Résumé : En Belgique, à l’instar d’autres populations d’origine immigrée, les populations d’origine africaine subsaharienne font face à une relative impuissance. Cette dernière peut-être déterminée en fonction de critères tels que l’accès à l’emploi, au logement, à l’enseignement, ou encore le statut juridico-politique. Dans ma thèse, je m’intéresse aux stratégies mises en place par ces populations afin d’améliorer collectivement leur sort. J’articule la question des conséquences sociales et culturelles de la migration en termes de dialectique de l’identification, focalisée notamment sur l’utilisation couramment synonymique des catégories ethno-raciales « africain », « subsaharien » et « noir », avec celle des formes de l’action collective dégagées dans le cadre des social movement studies. Ma réflexion part d’une proposition théorique formulée de façon synthétique par Pnina Werbner et suggérant que, malgré le climat concurrentiel que la formation et l’expansion d’associations ethniques peut générer, leur développement et leur mise en relation constituerait les prémices incontournables d’éventuelles actions collectives protestataires. Pour Pnina Werbner, cette mise en réseau des associations, si elle s’assortit d’un processus de « convergence idéologique », peut donner lieu à des mobilisations. J’ai enrichi cette proposition de deux manières : d’une part, en affinant la notion de convergence idéologique au moyen de la littérature sur le cadrage et le processus d’alignement des cadres dans la mobilisation collective, et, d’autre part, en articulant dans mon analyse les trois courants théoriques centraux des recherches sur des mouvements sociaux – structure des opportunités politiques, mobilisations des ressources, cadres de l’action collective.

J’ai ainsi montré que le système politique belge était globalement à la fois favorable à l’expression de potentiels mouvements sociaux issus de l’immigration et peu ouvert à leur reconnaissance officielle.
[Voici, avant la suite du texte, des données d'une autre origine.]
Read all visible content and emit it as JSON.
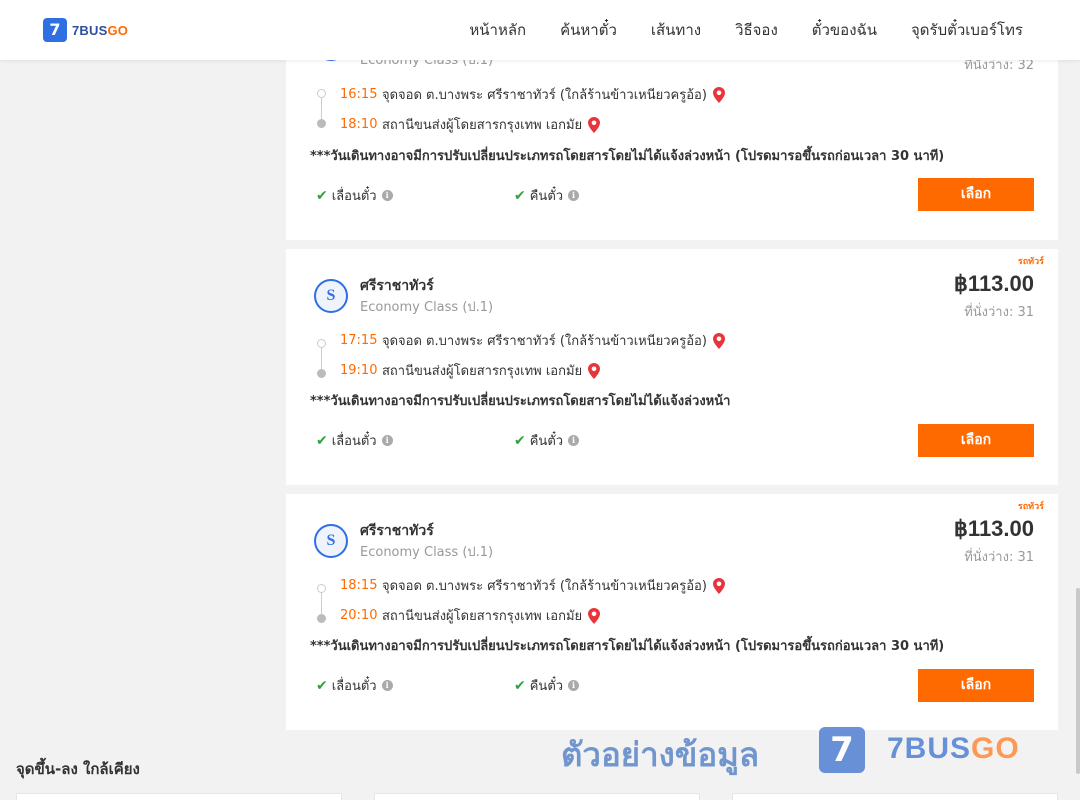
{
  "header": {
    "logo_mark": "7",
    "logo_text_main": "7BUS",
    "logo_text_accent": "GO",
    "nav": [
      "หน้าหลัก",
      "ค้นหาตั๋ว",
      "เส้นทาง",
      "วิธีจอง",
      "ตั๋วของฉัน",
      "จุดรับตั๋วเบอร์โทร"
    ]
  },
  "cards": [
    {
      "badge": "",
      "operator": "",
      "class": "Economy Class (ป.1)",
      "price": "",
      "seats": "ที่นั่งว่าง: 32",
      "departure_time": "16:15",
      "departure_place": "จุดจอด ต.บางพระ ศรีราชาทัวร์ (ใกล้ร้านข้าวเหนียวครูอ้อ)",
      "arrival_time": "18:10",
      "arrival_place": "สถานีขนส่งผู้โดยสารกรุงเทพ เอกมัย",
      "note": "***วันเดินทางอาจมีการปรับเปลี่ยนประเภทรถโดยสารโดยไม่ได้แจ้งล่วงหน้า (โปรดมารอขึ้นรถก่อนเวลา 30 นาที)",
      "option_reschedule": "เลื่อนตั๋ว",
      "option_refund": "คืนตั๋ว",
      "button": "เลือก"
    },
    {
      "badge": "รถทัวร์",
      "operator": "ศรีราชาทัวร์",
      "class": "Economy Class (ป.1)",
      "price": "฿113.00",
      "seats": "ที่นั่งว่าง: 31",
      "departure_time": "17:15",
      "departure_place": "จุดจอด ต.บางพระ ศรีราชาทัวร์ (ใกล้ร้านข้าวเหนียวครูอ้อ)",
      "arrival_time": "19:10",
      "arrival_place": "สถานีขนส่งผู้โดยสารกรุงเทพ เอกมัย",
      "note": "***วันเดินทางอาจมีการปรับเปลี่ยนประเภทรถโดยสารโดยไม่ได้แจ้งล่วงหน้า",
      "option_reschedule": "เลื่อนตั๋ว",
      "option_refund": "คืนตั๋ว",
      "button": "เลือก"
    },
    {
      "badge": "รถทัวร์",
      "operator": "ศรีราชาทัวร์",
      "class": "Economy Class (ป.1)",
      "price": "฿113.00",
      "seats": "ที่นั่งว่าง: 31",
      "departure_time": "18:15",
      "departure_place": "จุดจอด ต.บางพระ ศรีราชาทัวร์ (ใกล้ร้านข้าวเหนียวครูอ้อ)",
      "arrival_time": "20:10",
      "arrival_place": "สถานีขนส่งผู้โดยสารกรุงเทพ เอกมัย",
      "note": "***วันเดินทางอาจมีการปรับเปลี่ยนประเภทรถโดยสารโดยไม่ได้แจ้งล่วงหน้า (โปรดมารอขึ้นรถก่อนเวลา 30 นาที)",
      "option_reschedule": "เลื่อนตั๋ว",
      "option_refund": "คืนตั๋ว",
      "button": "เลือก"
    }
  ],
  "nearby": {
    "title": "จุดขึ้น-ลง ใกล้เคียง"
  },
  "watermark": {
    "text": "ตัวอย่างข้อมูล",
    "logo_mark": "7",
    "brand_main": "7BUS",
    "brand_accent": "GO"
  },
  "colors": {
    "accent": "#ff6a00",
    "brand_blue": "#2f6fe4",
    "check_green": "#2fa33a"
  },
  "icons": {
    "check": "check-icon",
    "info": "info-icon",
    "pin": "map-pin-icon"
  }
}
J’ai également mis en évidence que les niveaux infra-nationaux et supra-nationaux véhiculaient des opportunités politiques spécifiques. Je me suis ensuite penchée sur la façon dont les différentes opportunités et contraintes politiques mises à jour ont été saisies par deux associations « africaines » soucieuses de former un groupe d’intérêt représentant l’ensemble de la collectivité d’origine africaine subsaharienne, et sur les conséquences organisationnelles de ces choix. Ces études de cas m’ont permis de mettre en exergue le répertoire d’action accommodateur dans lequel ces organisations s’inscrivent, et la relation de leurs membres avec la structure des opportunités politiques. J’ai souligné comment certaines de ces opportunités, dans la façon dont elles ont été réappropriées par les leaders associatifs, ont eu un impact négatif sur la cohésion interne de leurs associations. Aussi, en me penchant plus spécifiquement sur la façon dont les différentes parties prenantes de ces organisations donnent sens aux activités de celles-ci, j’ai montré que les objectifs de ces associations étaient, de façon générale, investis de sens fort différents par les acteurs, y compris au sein des collèges d’administrateurs. Dans la lignée des travaux de Michael Herzfeld, les résultats de ma recherche soulignent la relation disémique inévitable entre la volonté de représentation communautaire officielle et les pratiques internes à la collectivité. Depuis quelques années, les entrepreneurs de représentation de cette collectivité tâchent d’amenuiser cette disémie en engageant leurs associations respectives, rebaptisées « panafricaines », dans des actions collectives. L’analyse de ces actions rend compte de la construction d’un « répertoire symbolique commun » qui se décline autour du référent panafricain et de politiques identitaires pragmatiques. Enfin, j’ai identifié les formes de sociabilité plutôt élitaires du réseau associatif « panafricain » comme une limite de son extension.

Ces développements empiriques montrent tout l’intérêt d’observer largement « l’espace des mouvements sociaux », c’est-à-dire la trajectoire des organisations et des acteurs susceptibles de donner forme à l’action collective. Ce faisant, mon travail contribue à décloisonner des études sur les mouvements sociaux trop souvent cantonnées aux actions protestataires directement menées contre l’autorité publique.